One of the studies’ novel findings is that severe cases of both types of toxicities were associated with signs that endothelial cells — those lining blood vessels — were ramping up activity in response to injury. For example, the team found that the normally tight barrier between the blood and the brain had broken down in some patients with severe neurotoxicity, and cytokines and CAR T cells from the blood had entered the fluid bathing the brain. The researchers say that biomarkers for endothelial activation could help identify which patients are at greatest risk of CRS and neurotoxicity.
“It appears that cytokine release syndrome is probably necessary for most cases of severe neurotoxicity, but in terms of what triggers a person with cytokine release syndrome to get neurotoxicity — that’s something we need to investigate further,” said Dr. Kevin Hay, a research fellow at Fred Hutch and a lead author of both papers.
As the clinical trial progressed, the study investigators adjusted their CAR T-cell dosing strategy. This change appears to correspond with a reduction in the frequency of the most serious forms of these toxic effects, though more research is needed to confirm this.
In treating clinical trial participants at Seattle Cancer Care Alliance, Fred Hutch’s clinical care partner, the researchers also developed methods for monitoring and treating toxicities, as reported in these two papers and the ASH presentation. Those methods enable study participants to receive the preparatory chemotherapy and subsequent CAR T-cell infusion as outpatients. Patients are admitted into the hospital if they spike a high fever in the days following the infusion.
“We have come a long way in understanding what these toxicity events are,” Hay said. “That’s really what these two papers demonstrate.”
Identifying risk factors for cytokine release syndrome
The symptoms of CRS include high fevers and low blood pressure. CRS developed in 93 of the 133 trial participants studied. In most of these patients, it resolved on its own with no treatment. But 10 patients, most of whom were treated early in the trial, developed the most serious symptoms (grade 4 or 5).
The researchers identified five independent factors relating to participants’ baseline health status upon trial enrollment and to variation within the experimental treatment itself, such as cell dose, which predicted patients’ risk of developing CRS of any grade. Using that information, they developed a two-part method to identify the patients who would go on to develop severe CRS. Within the first day and a half after T-cell infusion, the red flags were a fever of at least 102 degrees Fahrenheit and high levels of one particular immune-signaling chemical, a cytokine known as MCP-1. The algorithm was relevant to all three cancer types included in the trial.

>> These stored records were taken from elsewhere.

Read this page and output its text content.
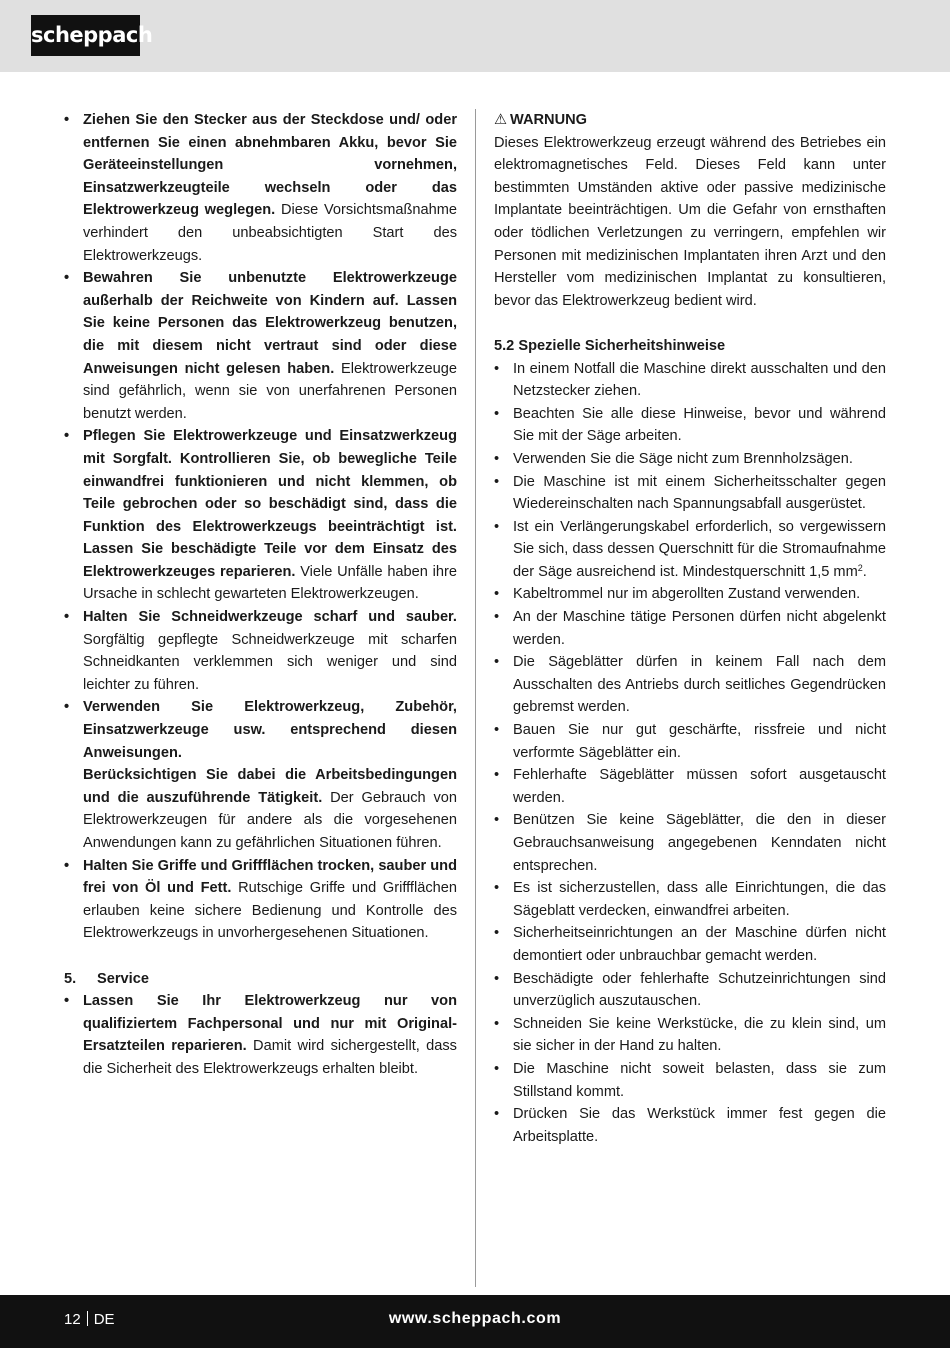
scheppach
• Ziehen Sie den Stecker aus der Steckdose und/ oder entfernen Sie einen abnehmbaren Akku, bevor Sie Geräteeinstellungen vornehmen, Einsatzwerkzeugteile wechseln oder das Elektrowerkzeug weglegen. Diese Vorsichtsmaßnahme verhindert den unbeabsichtigten Start des Elektrowerkzeugs.
• Bewahren Sie unbenutzte Elektrowerkzeuge außerhalb der Reichweite von Kindern auf. Lassen Sie keine Personen das Elektrowerkzeug benutzen, die mit diesem nicht vertraut sind oder diese Anweisungen nicht gelesen haben. Elektrowerkzeuge sind gefährlich, wenn sie von unerfahrenen Personen benutzt werden.
• Pflegen Sie Elektrowerkzeuge und Einsatzwerkzeug mit Sorgfalt. Kontrollieren Sie, ob bewegliche Teile einwandfrei funktionieren und nicht klemmen, ob Teile gebrochen oder so beschädigt sind, dass die Funktion des Elektrowerkzeugs beeinträchtigt ist. Lassen Sie beschädigte Teile vor dem Einsatz des Elektrowerkzeuges reparieren. Viele Unfälle haben ihre Ursache in schlecht gewarteten Elektrowerkzeugen.
• Halten Sie Schneidwerkzeuge scharf und sauber. Sorgfältig gepflegte Schneidwerkzeuge mit scharfen Schneidkanten verklemmen sich weniger und sind leichter zu führen.
• Verwenden Sie Elektrowerkzeug, Zubehör, Einsatzwerkzeuge usw. entsprechend diesen Anweisungen.
Berücksichtigen Sie dabei die Arbeitsbedingungen und die auszuführende Tätigkeit. Der Gebrauch von Elektrowerkzeugen für andere als die vorgesehenen Anwendungen kann zu gefährlichen Situationen führen.
• Halten Sie Griffe und Griffflächen trocken, sauber und frei von Öl und Fett. Rutschige Griffe und Griffflächen erlauben keine sichere Bedienung und Kontrolle des Elektrowerkzeugs in unvorhergesehenen Situationen.
5. Service
• Lassen Sie Ihr Elektrowerkzeug nur von qualifiziertem Fachpersonal und nur mit Original-Ersatzteilen reparieren. Damit wird sichergestellt, dass die Sicherheit des Elektrowerkzeugs erhalten bleibt.
⚠ WARNUNG

Dieses Elektrowerkzeug erzeugt während des Betriebes ein elektromagnetisches Feld. Dieses Feld kann unter bestimmten Umständen aktive oder passive medizinische Implantate beeinträchtigen. Um die Gefahr von ernsthaften oder tödlichen Verletzungen zu verringern, empfehlen wir Personen mit medizinischen Implantaten ihren Arzt und den Hersteller vom medizinischen Implantat zu konsultieren, bevor das Elektrowerkzeug bedient wird.

5.2 Spezielle Sicherheitshinweise
• In einem Notfall die Maschine direkt ausschalten und den Netzstecker ziehen.
• Beachten Sie alle diese Hinweise, bevor und während Sie mit der Säge arbeiten.
• Verwenden Sie die Säge nicht zum Brennholzsägen.
• Die Maschine ist mit einem Sicherheitsschalter gegen Wiedereinschalten nach Spannungsabfall ausgerüstet.
• Ist ein Verlängerungskabel erforderlich, so vergewissern Sie sich, dass dessen Querschnitt für die Stromaufnahme der Säge ausreichend ist. Mindestquerschnitt 1,5 $mm^2$.
• Kabeltrommel nur im abgerollten Zustand verwenden.
• An der Maschine tätige Personen dürfen nicht abgelenkt werden.
• Die Sägeblätter dürfen in keinem Fall nach dem Ausschalten des Antriebs durch seitliches Gegendrücken gebremst werden.
• Bauen Sie nur gut geschärfte, rissfreie und nicht verformte Sägeblätter ein.
• Fehlerhafte Sägeblätter müssen sofort ausgetauscht werden.
• Benützen Sie keine Sägeblätter, die den in dieser Gebrauchsanweisung angegebenen Kenndaten nicht entsprechen.
• Es ist sicherzustellen, dass alle Einrichtungen, die das Sägeblatt verdecken, einwandfrei arbeiten.
• Sicherheitseinrichtungen an der Maschine dürfen nicht demontiert oder unbrauchbar gemacht werden.
• Beschädigte oder fehlerhafte Schutzeinrichtungen sind unverzüglich auszutauschen.
• Schneiden Sie keine Werkstücke, die zu klein sind, um sie sicher in der Hand zu halten.
• Die Maschine nicht soweit belasten, dass sie zum Stillstand kommt.
• Drücken Sie das Werkstück immer fest gegen die Arbeitsplatte.
12 DE	www.scheppach.com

While an effective therapy for CRS is FDA-approved — a cytokine-modulating drug and/or a steroid — it is unclear what the best protocol is for early intervention in the development of side effects. The data from their study could inform the design of a clinical trial to test the best strategy for blunting the development of the most serious cases, the researchers say.
Clues to neurotoxicity
Neurotoxicity, which occurred after CAR T-cell infusion in 53 of the 133 trial participants, is an umbrella term that encompasses a wide range of neurological symptoms. The most common type of neurologic side effect was delirium with maintained alertness (35 patients), the team reported. Other manifestations of neurotoxicity included headache, problems speaking, a decrease in consciousness and, rarely, seizures (four patients) or coma (six patients). A total of seven patients experienced life-threatening neurotoxicity.
The researchers identified several pre-existing factors that were associated with a higher risk of developing any level of neurotoxicity, such as patient age and cancer type. Only CAR T-cell dose was associated with later risk of developing the most serious neurotoxicity.
The team found that fever of at least 102 degrees Fahrenheit and high levels of two cytokines (IL-6 and MCP-1) in the first 36 hours after CAR T-cell infusion could identify, with high accuracy, those patients who would go on to develop life-threatening neurotoxicity.
There are no data that point toward the best treatment for neurologic toxicities of CAR T-cell therapy, and there are not yet any validated laboratory models to use for research to clearly elucidate their causes. The researchers hope that their comprehensive data provide a springboard for research teams to delve into their causes and best treatments.